How they are used: A cat needs food with protein everyday. The protein in cat food is broken down into the key components called amino acids. Your cat's body absorbs amino acids and puts them to use by creating new proteins or fueling other bodily processes. This "synthesis" can be limited when certain amino acids are not present in the cat's body or not available in the right amounts. That is why it is so crucial to maintain proper protein levels in your cat's food.
The taurine factor: Taurine is a required component of proteins in cats and deficiency can contribute to a variety of serious health problems. Taurine is especially important for kittens and young cats because it plays an important role in essential development. Cat foods must contain added taurine because cats have a limited ability to make taurine in their body, and it is easily lost in digestive waste.

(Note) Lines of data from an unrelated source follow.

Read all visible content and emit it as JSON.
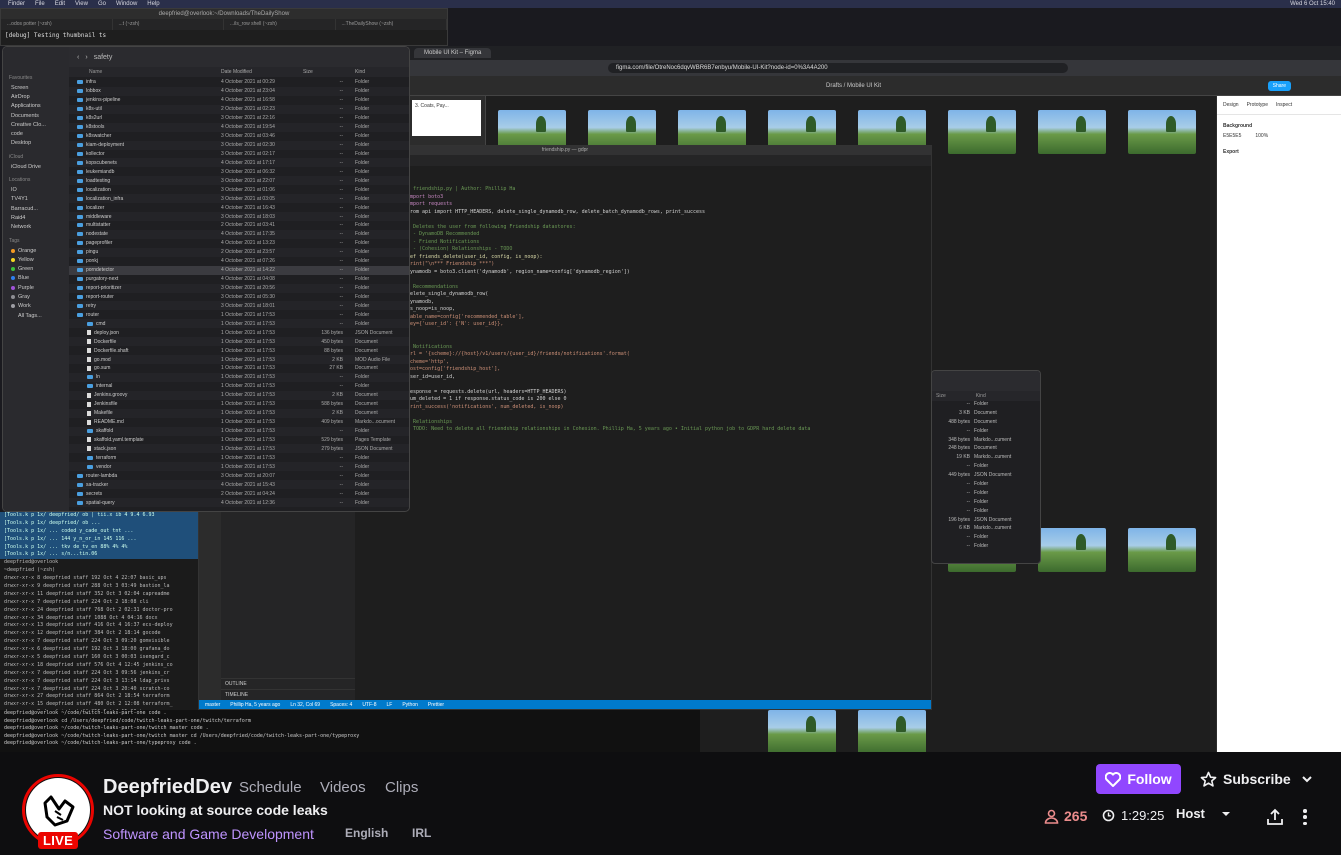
{
  "stream": {
    "menubar": {
      "items": [
        "Finder",
        "File",
        "Edit",
        "View",
        "Go",
        "Window",
        "Help"
      ],
      "clock": "Wed 6 Oct 15:40"
    },
    "terminal_top": {
      "title": "deepfried@overlook:~/Downloads/TheDailyShow",
      "tabs": [
        "...odos  potter (~zsh)",
        "...t (~zsh)",
        "...ils_row  shell (~zsh)",
        "...TheDailyShow (~zsh)"
      ],
      "line": "[debug] Testing thumbnail ts"
    },
    "finder": {
      "folder": "safety",
      "sidebar": {
        "favorites_label": "Favourites",
        "favorites": [
          "Screen",
          "AirDrop",
          "Applications",
          "Documents",
          "Creative Clo...",
          "code",
          "Desktop"
        ],
        "icloud_label": "iCloud",
        "icloud": [
          "iCloud Drive"
        ],
        "locations_label": "Locations",
        "locations": [
          "IO",
          "TV4Y1",
          "Barracud...",
          "Raid4",
          "Network"
        ],
        "tags_label": "Tags",
        "tags": [
          {
            "name": "Orange",
            "color": "#f59a23"
          },
          {
            "name": "Yellow",
            "color": "#f5d623"
          },
          {
            "name": "Green",
            "color": "#3cc13c"
          },
          {
            "name": "Blue",
            "color": "#2f7ff0"
          },
          {
            "name": "Purple",
            "color": "#a052d8"
          },
          {
            "name": "Gray",
            "color": "#8e8e93"
          },
          {
            "name": "Work",
            "color": "#9e9ea4"
          },
          {
            "name": "All Tags...",
            "color": ""
          }
        ]
      },
      "columns": [
        "Name",
        "Date Modified",
        "Size",
        "Kind"
      ],
      "rows": [
        {
          "name": "infra",
          "date": "4 October 2021 at 00:29",
          "size": "--",
          "kind": "Folder",
          "type": "folder"
        },
        {
          "name": "lobbox",
          "date": "4 October 2021 at 23:04",
          "size": "--",
          "kind": "Folder",
          "type": "folder"
        },
        {
          "name": "jenkins-pipeline",
          "date": "4 October 2021 at 16:58",
          "size": "--",
          "kind": "Folder",
          "type": "folder"
        },
        {
          "name": "k8s-util",
          "date": "2 October 2021 at 02:23",
          "size": "--",
          "kind": "Folder",
          "type": "folder"
        },
        {
          "name": "k8s2url",
          "date": "3 October 2021 at 22:16",
          "size": "--",
          "kind": "Folder",
          "type": "folder"
        },
        {
          "name": "k8stools",
          "date": "4 October 2021 at 19:54",
          "size": "--",
          "kind": "Folder",
          "type": "folder"
        },
        {
          "name": "k8swatcher",
          "date": "3 October 2021 at 03:46",
          "size": "--",
          "kind": "Folder",
          "type": "folder"
        },
        {
          "name": "kiam-deployment",
          "date": "3 October 2021 at 02:30",
          "size": "--",
          "kind": "Folder",
          "type": "folder"
        },
        {
          "name": "kollector",
          "date": "3 October 2021 at 02:17",
          "size": "--",
          "kind": "Folder",
          "type": "folder"
        },
        {
          "name": "kopscubenets",
          "date": "4 October 2021 at 17:17",
          "size": "--",
          "kind": "Folder",
          "type": "folder"
        },
        {
          "name": "leukemiandb",
          "date": "3 October 2021 at 06:32",
          "size": "--",
          "kind": "Folder",
          "type": "folder"
        },
        {
          "name": "loadtesting",
          "date": "3 October 2021 at 22:07",
          "size": "--",
          "kind": "Folder",
          "type": "folder"
        },
        {
          "name": "localization",
          "date": "3 October 2021 at 01:06",
          "size": "--",
          "kind": "Folder",
          "type": "folder"
        },
        {
          "name": "localization_infra",
          "date": "3 October 2021 at 03:05",
          "size": "--",
          "kind": "Folder",
          "type": "folder"
        },
        {
          "name": "localizer",
          "date": "4 October 2021 at 16:43",
          "size": "--",
          "kind": "Folder",
          "type": "folder"
        },
        {
          "name": "middleware",
          "date": "3 October 2021 at 18:03",
          "size": "--",
          "kind": "Folder",
          "type": "folder"
        },
        {
          "name": "multistatter",
          "date": "2 October 2021 at 03:41",
          "size": "--",
          "kind": "Folder",
          "type": "folder"
        },
        {
          "name": "nodestate",
          "date": "4 October 2021 at 17:35",
          "size": "--",
          "kind": "Folder",
          "type": "folder"
        },
        {
          "name": "pageprofiler",
          "date": "4 October 2021 at 13:23",
          "size": "--",
          "kind": "Folder",
          "type": "folder"
        },
        {
          "name": "pingu",
          "date": "2 October 2021 at 23:57",
          "size": "--",
          "kind": "Folder",
          "type": "folder"
        },
        {
          "name": "ponkj",
          "date": "4 October 2021 at 07:26",
          "size": "--",
          "kind": "Folder",
          "type": "folder"
        },
        {
          "name": "porndetector",
          "date": "4 October 2021 at 14:22",
          "size": "--",
          "kind": "Folder",
          "type": "folder"
        },
        {
          "name": "purgatory-next",
          "date": "4 October 2021 at 04:08",
          "size": "--",
          "kind": "Folder",
          "type": "folder"
        },
        {
          "name": "report-prioritizer",
          "date": "3 October 2021 at 20:56",
          "size": "--",
          "kind": "Folder",
          "type": "folder"
        },
        {
          "name": "report-router",
          "date": "3 October 2021 at 05:30",
          "size": "--",
          "kind": "Folder",
          "type": "folder"
        },
        {
          "name": "retry",
          "date": "3 October 2021 at 18:01",
          "size": "--",
          "kind": "Folder",
          "type": "folder"
        },
        {
          "name": "router",
          "date": "1 October 2021 at 17:53",
          "size": "--",
          "kind": "Folder",
          "type": "folder"
        },
        {
          "name": "cmd",
          "date": "1 October 2021 at 17:53",
          "size": "--",
          "kind": "Folder",
          "type": "folder",
          "indent": 1
        },
        {
          "name": "deploy.json",
          "date": "1 October 2021 at 17:53",
          "size": "136 bytes",
          "kind": "JSON Document",
          "type": "file",
          "indent": 1
        },
        {
          "name": "Dockerfile",
          "date": "1 October 2021 at 17:53",
          "size": "450 bytes",
          "kind": "Document",
          "type": "file",
          "indent": 1
        },
        {
          "name": "Dockerfile.shaft",
          "date": "1 October 2021 at 17:53",
          "size": "88 bytes",
          "kind": "Document",
          "type": "file",
          "indent": 1
        },
        {
          "name": "go.mod",
          "date": "1 October 2021 at 17:53",
          "size": "2 KB",
          "kind": "MOD Audio File",
          "type": "file",
          "indent": 1
        },
        {
          "name": "go.sum",
          "date": "1 October 2021 at 17:53",
          "size": "27 KB",
          "kind": "Document",
          "type": "file",
          "indent": 1
        },
        {
          "name": "ln",
          "date": "1 October 2021 at 17:53",
          "size": "--",
          "kind": "Folder",
          "type": "folder",
          "indent": 1
        },
        {
          "name": "internal",
          "date": "1 October 2021 at 17:53",
          "size": "--",
          "kind": "Folder",
          "type": "folder",
          "indent": 1
        },
        {
          "name": "Jenkins.groovy",
          "date": "1 October 2021 at 17:53",
          "size": "2 KB",
          "kind": "Document",
          "type": "file",
          "indent": 1
        },
        {
          "name": "Jenkinsfile",
          "date": "1 October 2021 at 17:53",
          "size": "588 bytes",
          "kind": "Document",
          "type": "file",
          "indent": 1
        },
        {
          "name": "Makefile",
          "date": "1 October 2021 at 17:53",
          "size": "2 KB",
          "kind": "Document",
          "type": "file",
          "indent": 1
        },
        {
          "name": "README.md",
          "date": "1 October 2021 at 17:53",
          "size": "409 bytes",
          "kind": "Markdo...ocument",
          "type": "file",
          "indent": 1
        },
        {
          "name": "skaffold",
          "date": "1 October 2021 at 17:53",
          "size": "--",
          "kind": "Folder",
          "type": "folder",
          "indent": 1
        },
        {
          "name": "skaffold.yaml.template",
          "date": "1 October 2021 at 17:53",
          "size": "529 bytes",
          "kind": "Pages Template",
          "type": "file",
          "indent": 1
        },
        {
          "name": "stack.json",
          "date": "1 October 2021 at 17:53",
          "size": "279 bytes",
          "kind": "JSON Document",
          "type": "file",
          "indent": 1
        },
        {
          "name": "terraform",
          "date": "1 October 2021 at 17:53",
          "size": "--",
          "kind": "Folder",
          "type": "folder",
          "indent": 1
        },
        {
          "name": "vendor",
          "date": "1 October 2021 at 17:53",
          "size": "--",
          "kind": "Folder",
          "type": "folder",
          "indent": 1
        },
        {
          "name": "router-lambda",
          "date": "3 October 2021 at 20:07",
          "size": "--",
          "kind": "Folder",
          "type": "folder"
        },
        {
          "name": "sa-tracker",
          "date": "4 October 2021 at 15:43",
          "size": "--",
          "kind": "Folder",
          "type": "folder"
        },
        {
          "name": "secrets",
          "date": "2 October 2021 at 04:24",
          "size": "--",
          "kind": "Folder",
          "type": "folder"
        },
        {
          "name": "spatial-query",
          "date": "4 October 2021 at 12:36",
          "size": "--",
          "kind": "Folder",
          "type": "folder"
        }
      ]
    },
    "terminal_low": {
      "lines": [
        "[Tools.k p 1x/ deepfried/ ob  |  tii.x  ib 4  9.4  6.93",
        "[Tools.k p 1x/ deepfried/ ob ...",
        "[Tools.k p 1x/ ... coded y_cade_out tnt ...",
        "[Tools.k p 1x/ ... 144 y_n_or_in 145 116 ...",
        "[Tools.k p 1x/ ... tkv de_tv_en 88% 4% 4%",
        "[Tools.k p 1x/ ... s/n...tin.06",
        "deepfried@overlook",
        "~deepfried (~zsh)",
        "drwxr-xr-x  8 deepfried staff  192 Oct  4 22:07 basic_ups",
        "drwxr-xr-x  9 deepfried staff  288 Oct  3 03:49 bastion_la",
        "drwxr-xr-x 11 deepfried staff  352 Oct  3 02:04 capreadme",
        "drwxr-xr-x  7 deepfried staff  224 Oct  2 18:08 cli",
        "drwxr-xr-x 24 deepfried staff  768 Oct  2 02:31 doctor-pro",
        "drwxr-xr-x 34 deepfried staff 1088 Oct  4 04:16 docx",
        "drwxr-xr-x 13 deepfried staff  416 Oct  4 16:37 ecs-deploy",
        "drwxr-xr-x 12 deepfried staff  384 Oct  2 18:14 gocode",
        "drwxr-xr-x  7 deepfried staff  224 Oct  3 09:20 gomvisible",
        "drwxr-xr-x  6 deepfried staff  192 Oct  3 18:00 grafana_do",
        "drwxr-xr-x  5 deepfried staff  160 Oct  3 00:03 isengard_c",
        "drwxr-xr-x 18 deepfried staff  576 Oct  4 12:45 jenkins_co",
        "drwxr-xr-x  7 deepfried staff  224 Oct  3 09:56 jenkins_cr",
        "drwxr-xr-x  7 deepfried staff  224 Oct  3 13:14 ldap_privs",
        "drwxr-xr-x  7 deepfried staff  224 Oct  3 20:40 scratch-co",
        "drwxr-xr-x 27 deepfried staff  864 Oct  2 18:54 terraform",
        "drwxr-xr-x 15 deepfried staff  480 Oct  2 12:08 terraform_",
        "drwxr-xr-x  8 deepfried staff  256 Oct  4 15:09 typeproxy"
      ]
    },
    "chrome": {
      "tab_title": "Mobile UI Kit – Figma",
      "url": "figma.com/file/OtreNoc6dqvWBR6B7enbyu/Mobile-UI-Kit?node-id=0%3A4A200",
      "figma_crumb": "Drafts / Mobile UI Kit",
      "share": "Share",
      "panel_tabs": [
        "Design",
        "Prototype",
        "Inspect"
      ],
      "background_label": "Background",
      "background_value": "E5E5E5",
      "background_pct": "100%",
      "export_label": "Export",
      "card_label": "3. Coats, Pay..."
    },
    "vscode": {
      "title": "friendship.py — gdpr",
      "code": [
        {
          "t": "c",
          "v": "# friendship.py | Author: Phillip Ha"
        },
        {
          "t": "k",
          "v": "import boto3"
        },
        {
          "t": "k",
          "v": "import requests"
        },
        {
          "t": "n",
          "v": "from api import HTTP_HEADERS, delete_single_dynamodb_row, delete_batch_dynamodb_rows, print_success"
        },
        {
          "t": "n",
          "v": ""
        },
        {
          "t": "c",
          "v": "# Deletes the user from following Friendship datastores:"
        },
        {
          "t": "c",
          "v": "#  - DynamoDB Recommended"
        },
        {
          "t": "c",
          "v": "#  - Friend Notifications"
        },
        {
          "t": "c",
          "v": "#  - (Cohesion) Relationships - TODO"
        },
        {
          "t": "f",
          "v": "def friends_delete(user_id, config, is_noop):"
        },
        {
          "t": "s",
          "v": "    print(\"\\n*** Friendship ***\")"
        },
        {
          "t": "n",
          "v": "    dynamodb = boto3.client('dynamodb', region_name=config['dynamodb_region'])"
        },
        {
          "t": "n",
          "v": ""
        },
        {
          "t": "c",
          "v": "    # Recommendations"
        },
        {
          "t": "n",
          "v": "    delete_single_dynamodb_row("
        },
        {
          "t": "n",
          "v": "        dynamodb,"
        },
        {
          "t": "n",
          "v": "        is_noop=is_noop,"
        },
        {
          "t": "s",
          "v": "        table_name=config['recommended_table'],"
        },
        {
          "t": "s",
          "v": "        key={'user_id': {'N': user_id}},"
        },
        {
          "t": "n",
          "v": "    )"
        },
        {
          "t": "n",
          "v": ""
        },
        {
          "t": "c",
          "v": "    # Notifications"
        },
        {
          "t": "s",
          "v": "    url = '{scheme}://{host}/v1/users/{user_id}/friends/notifications'.format("
        },
        {
          "t": "s",
          "v": "        scheme='http',"
        },
        {
          "t": "s",
          "v": "        host=config['friendship_host'],"
        },
        {
          "t": "n",
          "v": "        user_id=user_id,"
        },
        {
          "t": "n",
          "v": "    )"
        },
        {
          "t": "n",
          "v": "    response = requests.delete(url, headers=HTTP_HEADERS)"
        },
        {
          "t": "n",
          "v": "    num_deleted = 1 if response.status_code is 200 else 0"
        },
        {
          "t": "s",
          "v": "    print_success('notifications', num_deleted, is_noop)"
        },
        {
          "t": "n",
          "v": ""
        },
        {
          "t": "c",
          "v": "    # Relationships"
        },
        {
          "t": "c",
          "v": "    # TODO: Need to delete all friendship relationships in Cohesion.      Phillip Ha, 5 years ago • Initial python job to GDPR hard delete data"
        }
      ],
      "outline": "OUTLINE",
      "timeline": "TIMELINE",
      "status": [
        "master",
        "Phillip Ha, 5 years ago",
        "Ln 32, Col 69",
        "Spaces: 4",
        "UTF-8",
        "LF",
        "Python",
        "Prettier"
      ]
    },
    "finder2": {
      "columns": [
        "Size",
        "Kind"
      ],
      "rows": [
        {
          "size": "--",
          "kind": "Folder"
        },
        {
          "size": "3 KB",
          "kind": "Document"
        },
        {
          "size": "488 bytes",
          "kind": "Document"
        },
        {
          "size": "--",
          "kind": "Folder"
        },
        {
          "size": "348 bytes",
          "kind": "Markdo...cument"
        },
        {
          "size": "248 bytes",
          "kind": "Document"
        },
        {
          "size": "19 KB",
          "kind": "Markdo...cument"
        },
        {
          "size": "--",
          "kind": "Folder"
        },
        {
          "size": "449 bytes",
          "kind": "JSON Document"
        },
        {
          "size": "--",
          "kind": "Folder"
        },
        {
          "size": "--",
          "kind": "Folder"
        },
        {
          "size": "--",
          "kind": "Folder"
        },
        {
          "size": "--",
          "kind": "Folder"
        },
        {
          "size": "196 bytes",
          "kind": "JSON Document"
        },
        {
          "size": "6 KB",
          "kind": "Markdo...cument"
        },
        {
          "size": "--",
          "kind": "Folder"
        },
        {
          "size": "--",
          "kind": "Folder"
        }
      ]
    },
    "terminal_bottom": {
      "lines": [
        "deepfried@overlook  ~/code/twitch-leaks-part-one    code .",
        "deepfried@overlook  cd /Users/deepfried/code/twitch-leaks-part-one/twitch/terraform",
        "deepfried@overlook  ~/code/twitch-leaks-part-one/twitch  master  code .",
        "deepfried@overlook  ~/code/twitch-leaks-part-one/twitch  master  cd /Users/deepfried/code/twitch-leaks-part-one/typeproxy",
        "deepfried@overlook  ~/code/twitch-leaks-part-one/typeproxy  code ."
      ]
    }
  },
  "info": {
    "live_badge": "LIVE",
    "channel_name": "DeepfriedDev",
    "nav": [
      "Schedule",
      "Videos",
      "Clips"
    ],
    "stream_title": "NOT looking at source code leaks",
    "category": "Software and Game Development",
    "tags": [
      "English",
      "IRL"
    ],
    "follow_label": "Follow",
    "subscribe_label": "Subscribe",
    "viewer_count": "265",
    "uptime": "1:29:25",
    "host_label": "Host",
    "accent": "#9147ff",
    "live_color": "#eb0400"
  }
}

Your cat's special needs: Cats have a unique physiology and nutritional needs much like lions, tigers and other members of their extended family. Cats have a higher protein requirement than most other domestic animals, like dogs, pigs, and chickens and even people. High-quality, highly digestible protein are especially important for growing kittens and adults cats that are nursing.
More protein than dog's need. Cats require significantly more protein than dogs, who are omnivores. That's because cats use protein for energy when possible and need more of certain amino acids for building blocks of muscles and fuel bodily processes.
Carnivore cravings: Unlike an omnivore, a cat's body is specifically made for consuming and digesting protein, a trademark of a carnivore. But that does not mean cats can't eat or digest carbohydrates or other nutrients. Cats need balanced nutrition that is right for them, providing the protein they need with minerals, vitamins, fats and carbs, too.
Balancing amino acids from animals and plants: Although cats, as carnivores, must obtain certain nutrientss, they can efficiently use the protein from plant proteins too. The protein in cat food needs to be high-quality animal and plant protein sources provided in the right combination to ensure a full complement of essential amino acids for your cat. Your veterinarian may recommend a novel protein cat food if your cat has been diagnosed with food allergies (novel protein cat foods are foods with protein sources that are less commonly found in cat foods). These special pet foods have been formulated with the right amount of protein for your cat.
The right food for your cat should strike a precise, healthy balance of all essential amino acids and from high-quality digestible proteins in addition to other nutrition that helps acheive and maintain overall wellness. Talk to your veterinarian about your specific cat's special needs, or if you have questions about the protein in cat food.